Once upon a time, I was an archeologist. For those of you who do not know, (I don't even know who you would be, since everyone reading my blog knows me...well...I guess all you potential flat mates who I tell to go to my blog don't really know me and anyone coming over from DesiCritics), my sister is an archeologist and is in the process of writing her dissertation. And it is indeed, a fucking process. Everytime I talk to her (four times a day) I tell her, don't worry, it will get done. When I live with her, I just scream it out to her from my permanent residence on her couch and I try to do so on the hour every hour. I tell her this so that I can believe. I think it is vital that we all keep hope alive. She is putting together all the research she did in India, Rajisthan. That was three short years ago. She is still going through all the stuff and fell upon some photos (no, she does not procrastinate..its research, god dammit!) which she forwarded to me. Posting here since I feel that me and water buffaloes and peacocks are important for you all to know about.
It starts with me and John. John was a student of my sisters who used to be my work study student when I worked at the New School for Social Research. I hooked him up with a job with my sister and it was his first time in India. He was amazed that beer cost a dollar and cigarettes were even less. I think I ruined his health totally by hooking him up with the job. I was amazed that he left India alive since he was constantly going off with kindly strangers who would feed and inebriate him who knows what and sell him who knows what.
I was out in the field with my sister for about five days and it was only working in Sri Lanka were I realized, wow, I learned a bunch in those five days. It was my first field work experience and it turned out to be priceless in the way I observed (and who knew actually retained) the ways in which my sister worked with the communities there. Her work is looking at pottery from that region and the pottery shards she is looking at are WAY old but are mixed in with current stuff that people living there right now are using. It is literally littering the ground but once you get the hang of it, you can tell the difference between the old and the new stuff. One of the types was called OCP (ochre colored pottery) and I would run around colelcting it, singing, OCP, Yeah you know me!

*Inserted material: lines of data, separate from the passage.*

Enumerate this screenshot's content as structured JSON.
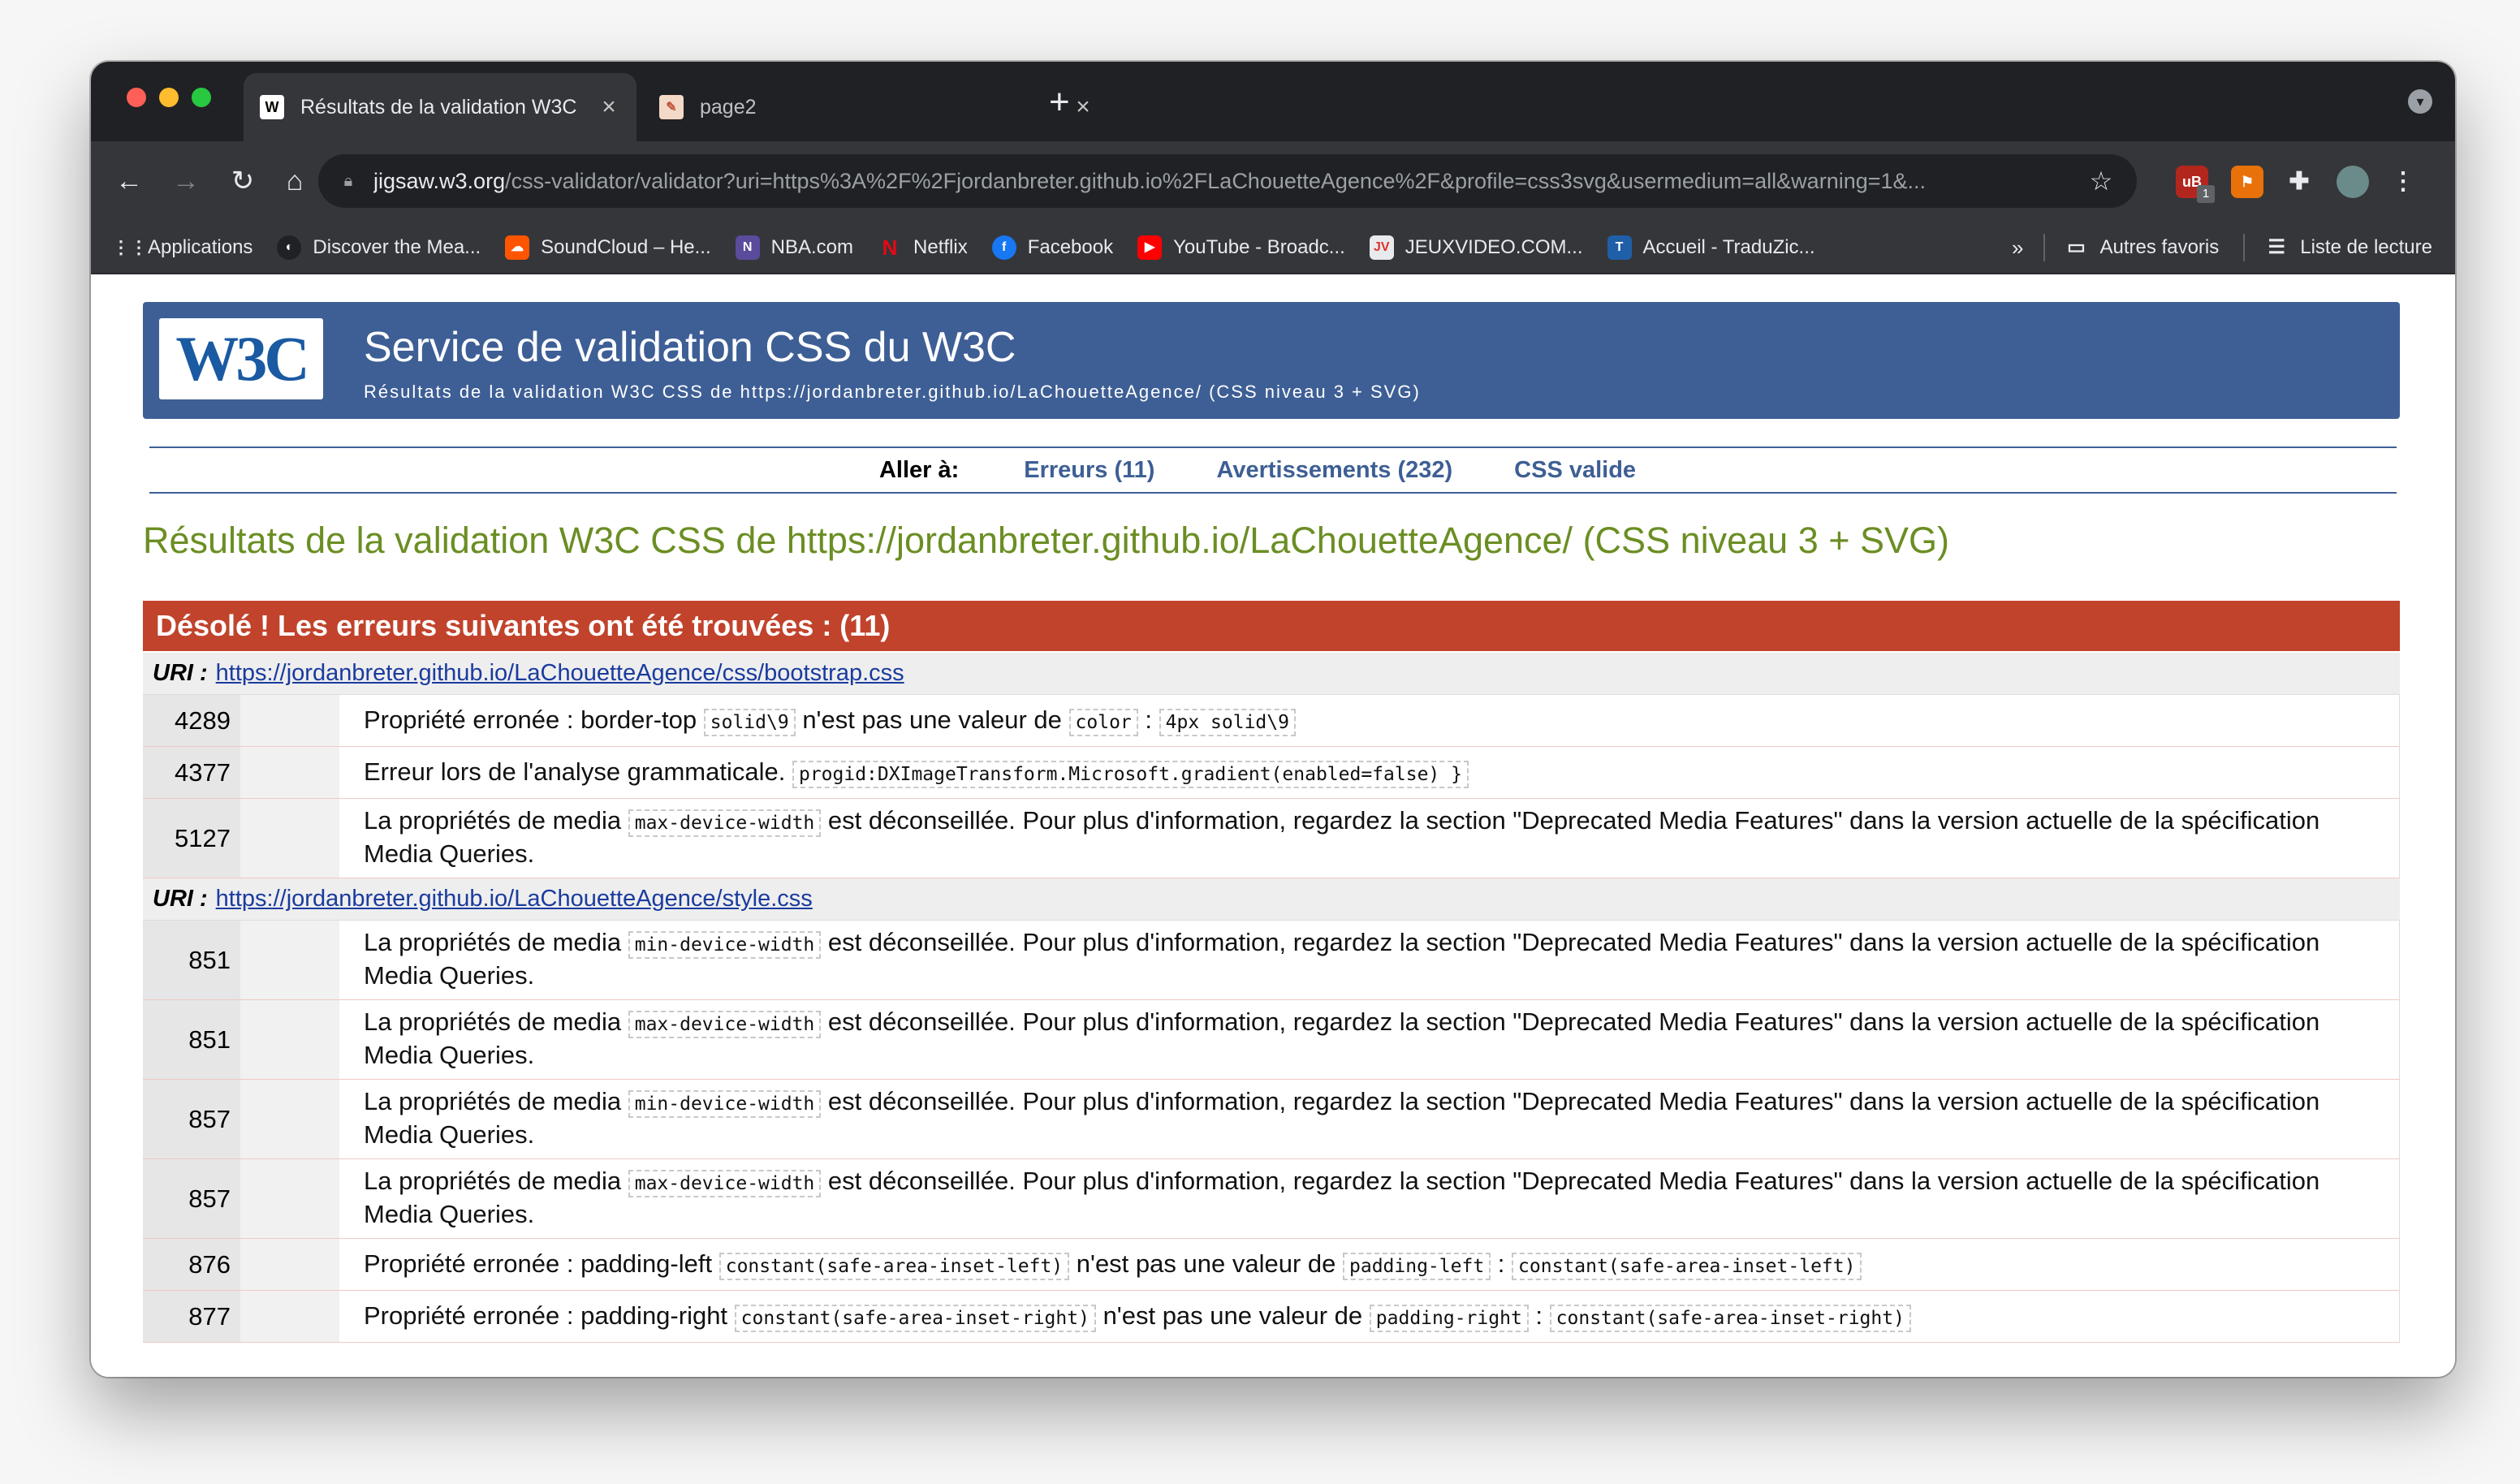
{
  "browser": {
    "tabs": [
      {
        "title": "Résultats de la validation W3C",
        "favicon": "W3C",
        "active": true
      },
      {
        "title": "page2",
        "favicon": "✎",
        "active": false
      }
    ],
    "url_host": "jigsaw.w3.org",
    "url_rest": "/css-validator/validator?uri=https%3A%2F%2Fjordanbreter.github.io%2FLaChouetteAgence%2F&profile=css3svg&usermedium=all&warning=1&...",
    "extension_badge": "1",
    "bookmarks": [
      {
        "label": "Applications",
        "icon": "apps-grid-icon"
      },
      {
        "label": "Discover the Mea...",
        "icon": "moon-icon"
      },
      {
        "label": "SoundCloud – He...",
        "icon": "soundcloud-icon"
      },
      {
        "label": "NBA.com",
        "icon": "nba-icon"
      },
      {
        "label": "Netflix",
        "icon": "netflix-icon"
      },
      {
        "label": "Facebook",
        "icon": "facebook-icon"
      },
      {
        "label": "YouTube - Broadc...",
        "icon": "youtube-icon"
      },
      {
        "label": "JEUXVIDEO.COM...",
        "icon": "jv-icon"
      },
      {
        "label": "Accueil - TraduZic...",
        "icon": "traduzic-icon"
      }
    ],
    "more": "»",
    "other_bookmarks": "Autres favoris",
    "reading_list": "Liste de lecture"
  },
  "validator": {
    "logo": "W3C",
    "title": "Service de validation CSS du W3C",
    "subtitle": "Résultats de la validation W3C CSS de https://jordanbreter.github.io/LaChouetteAgence/ (CSS niveau 3 + SVG)",
    "jump_label": "Aller à:",
    "jump_errors": "Erreurs (11)",
    "jump_warnings": "Avertissements (232)",
    "jump_valid": "CSS valide",
    "results_title": "Résultats de la validation W3C CSS de https://jordanbreter.github.io/LaChouetteAgence/ (CSS niveau 3 + SVG)",
    "error_header": "Désolé ! Les erreurs suivantes ont été trouvées : (11)",
    "uri_label": "URI :",
    "uri1": "https://jordanbreter.github.io/LaChouetteAgence/css/bootstrap.css",
    "uri2": "https://jordanbreter.github.io/LaChouetteAgence/style.css",
    "text": {
      "bad_prop": "Propriété erronée : border-top",
      "not_value_of": "n'est pas une valeur de",
      "colon": ":",
      "parse_error": "Erreur lors de l'analyse grammaticale.",
      "media_prefix": "La propriétés de media",
      "media_suffix": "est déconseillée. Pour plus d'information, regardez la section \"Deprecated Media Features\" dans la version actuelle de la spécification Media Queries.",
      "bad_prop_pl": "Propriété erronée : padding-left",
      "bad_prop_pr": "Propriété erronée : padding-right"
    },
    "rows": {
      "r4289": {
        "line": "4289",
        "c1": "solid\\9",
        "c2": "color",
        "c3": "4px solid\\9"
      },
      "r4377": {
        "line": "4377",
        "c1": "progid:DXImageTransform.Microsoft.gradient(enabled=false) }"
      },
      "r5127": {
        "line": "5127",
        "c1": "max-device-width"
      },
      "r851a": {
        "line": "851",
        "c1": "min-device-width"
      },
      "r851b": {
        "line": "851",
        "c1": "max-device-width"
      },
      "r857a": {
        "line": "857",
        "c1": "min-device-width"
      },
      "r857b": {
        "line": "857",
        "c1": "max-device-width"
      },
      "r876": {
        "line": "876",
        "c1": "constant(safe-area-inset-left)",
        "c2": "padding-left",
        "c3": "constant(safe-area-inset-left)"
      },
      "r877": {
        "line": "877",
        "c1": "constant(safe-area-inset-right)",
        "c2": "padding-right",
        "c3": "constant(safe-area-inset-right)"
      }
    }
  },
  "colors": {
    "banner": "#3e5f95",
    "error_header": "#c1432c",
    "results_title": "#6b8e23",
    "link": "#1a3b9e"
  }
}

Since I obviosuly love cameras. and after a while even a gazillion year old pottery loses its stagnant charm, my sis took photos of me hanging with the locals. It was the first time that I was hanging out with random livestock that roamed the areas we worked in and I decided we should make friends. John would work like a serious archeologist should and I woudl make friends with sheep. Or goats. Water buffaloes are a dime a dozen there and I woudl run around making horns on my head saying Tatonka! Tatonka! re living one of the only things I retained from Kevin Costners movie Dances with Wolves. I think he was talking about bison but they all look the same to me. I didn't really want to make friends with the Water Buffaloes since some of them are HUGE (even in then rain starved, drought laden Rajisthan) but under pressure of a camera, I thought I should at least attempt and I found the most malnutritioned, anemic, child Water Buffalo and pretended to want to be his/her friend. S/he was more into my sunglasses. Well, to be fair, both of us were.

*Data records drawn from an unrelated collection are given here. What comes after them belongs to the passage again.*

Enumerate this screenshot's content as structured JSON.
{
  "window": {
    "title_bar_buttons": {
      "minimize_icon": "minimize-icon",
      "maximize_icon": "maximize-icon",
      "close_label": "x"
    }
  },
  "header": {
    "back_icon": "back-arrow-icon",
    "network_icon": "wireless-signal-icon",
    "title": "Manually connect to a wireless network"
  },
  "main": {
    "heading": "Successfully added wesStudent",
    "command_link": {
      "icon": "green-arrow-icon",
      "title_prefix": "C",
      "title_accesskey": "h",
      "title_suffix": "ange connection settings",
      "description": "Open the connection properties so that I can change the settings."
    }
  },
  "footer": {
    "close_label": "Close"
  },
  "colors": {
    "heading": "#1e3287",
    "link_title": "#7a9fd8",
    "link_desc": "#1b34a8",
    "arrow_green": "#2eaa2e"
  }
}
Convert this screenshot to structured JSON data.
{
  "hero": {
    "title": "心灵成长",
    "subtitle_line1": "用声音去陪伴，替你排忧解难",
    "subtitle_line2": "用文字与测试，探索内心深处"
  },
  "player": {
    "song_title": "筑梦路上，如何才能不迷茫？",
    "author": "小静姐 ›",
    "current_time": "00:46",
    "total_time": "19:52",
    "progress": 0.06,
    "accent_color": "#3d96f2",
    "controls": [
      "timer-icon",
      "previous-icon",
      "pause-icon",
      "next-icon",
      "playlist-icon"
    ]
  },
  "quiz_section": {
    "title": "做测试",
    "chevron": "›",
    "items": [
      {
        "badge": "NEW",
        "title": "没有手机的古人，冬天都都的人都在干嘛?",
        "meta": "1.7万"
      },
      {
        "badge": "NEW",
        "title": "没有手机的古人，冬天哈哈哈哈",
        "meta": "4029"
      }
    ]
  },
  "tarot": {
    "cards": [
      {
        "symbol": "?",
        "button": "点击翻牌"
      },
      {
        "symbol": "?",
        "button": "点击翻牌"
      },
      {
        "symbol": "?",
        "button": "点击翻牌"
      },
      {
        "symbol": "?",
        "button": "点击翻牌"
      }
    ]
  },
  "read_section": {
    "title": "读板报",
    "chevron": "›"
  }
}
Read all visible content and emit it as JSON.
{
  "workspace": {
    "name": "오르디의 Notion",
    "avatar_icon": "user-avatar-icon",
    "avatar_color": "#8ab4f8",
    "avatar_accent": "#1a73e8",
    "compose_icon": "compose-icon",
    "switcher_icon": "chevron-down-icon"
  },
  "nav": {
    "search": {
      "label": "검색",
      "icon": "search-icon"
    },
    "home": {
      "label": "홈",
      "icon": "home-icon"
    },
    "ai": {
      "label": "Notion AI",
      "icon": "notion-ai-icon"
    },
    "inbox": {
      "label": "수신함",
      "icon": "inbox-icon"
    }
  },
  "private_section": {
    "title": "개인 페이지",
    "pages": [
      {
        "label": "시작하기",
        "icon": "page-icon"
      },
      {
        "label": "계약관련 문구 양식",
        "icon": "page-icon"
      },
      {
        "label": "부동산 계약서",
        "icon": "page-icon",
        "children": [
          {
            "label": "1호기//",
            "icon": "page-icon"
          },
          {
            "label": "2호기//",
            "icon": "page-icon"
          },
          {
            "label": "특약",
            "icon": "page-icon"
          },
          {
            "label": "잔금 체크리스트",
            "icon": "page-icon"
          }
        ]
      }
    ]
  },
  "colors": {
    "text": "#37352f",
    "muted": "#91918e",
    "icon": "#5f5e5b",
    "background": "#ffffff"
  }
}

In all my time in South Asia, I had never really been to the rural parts till this experience. Good thing since then I spent a year in Ampara in Sri Lanka which though a town by some standards was still rural to me. Going out in the field with my sister was...interesting. I didn't think I was the kind of person who could survive a rural life.
I don't knwo what that sentence means anymore. I did survive. And not just survive but have a lovely time. Part of the lovely time was complaining about it. I suppose I got lucky that when I did live in a rural area, I had others there, like me, who were also living it. We all bonded over that (over many things). If I had to be the only person, yeah, not sure if I could hack that. But who knows. Anyhow. Enjoy the photos and send good dissertation vibes to my sister. We need them.
A priceless lesson learnt, by the way on this trip was that getting heat stroke SUCKS ASS. I didn't cover my head one afternoon on a cloudy day and the morning was great, but as soon as the afternoon hit, after lunch, I had a headache that nearly killed me and dehydration that again, nearly killed me. Black hair in hot areas is a bad combination and I might not burn with my dark skin but god damn, that heat stroke was awful. My sister pumped me full of water (she made me drink so much water and salt and sugar in an hour that my veins were popping everywhere) and then she massaged the water into my body somehow. I peed clear water the whole next day...amazing. I don't really know what she did since I felt like death but what ever it was, it sho as hell helped. This is why in Sri Lanka when I was running surveys out in the field and had twenty kids (young adults...we made sure to not let the appearance of a sweat shop come through) to look after, I would badger them to keep their heads covered (hats, scarves, umbrellas, whatever, I didn't care) and to keep drinking water. As I told them, I don't care if you get sick, I care that one of you might not come to work tomorrow and my survey won't get done. Now cover your head, take a sip of water and get back to work!
My sister badgered me to keep my head covered. I ignored her, esp since she is my elder sister. Lesson Learnt.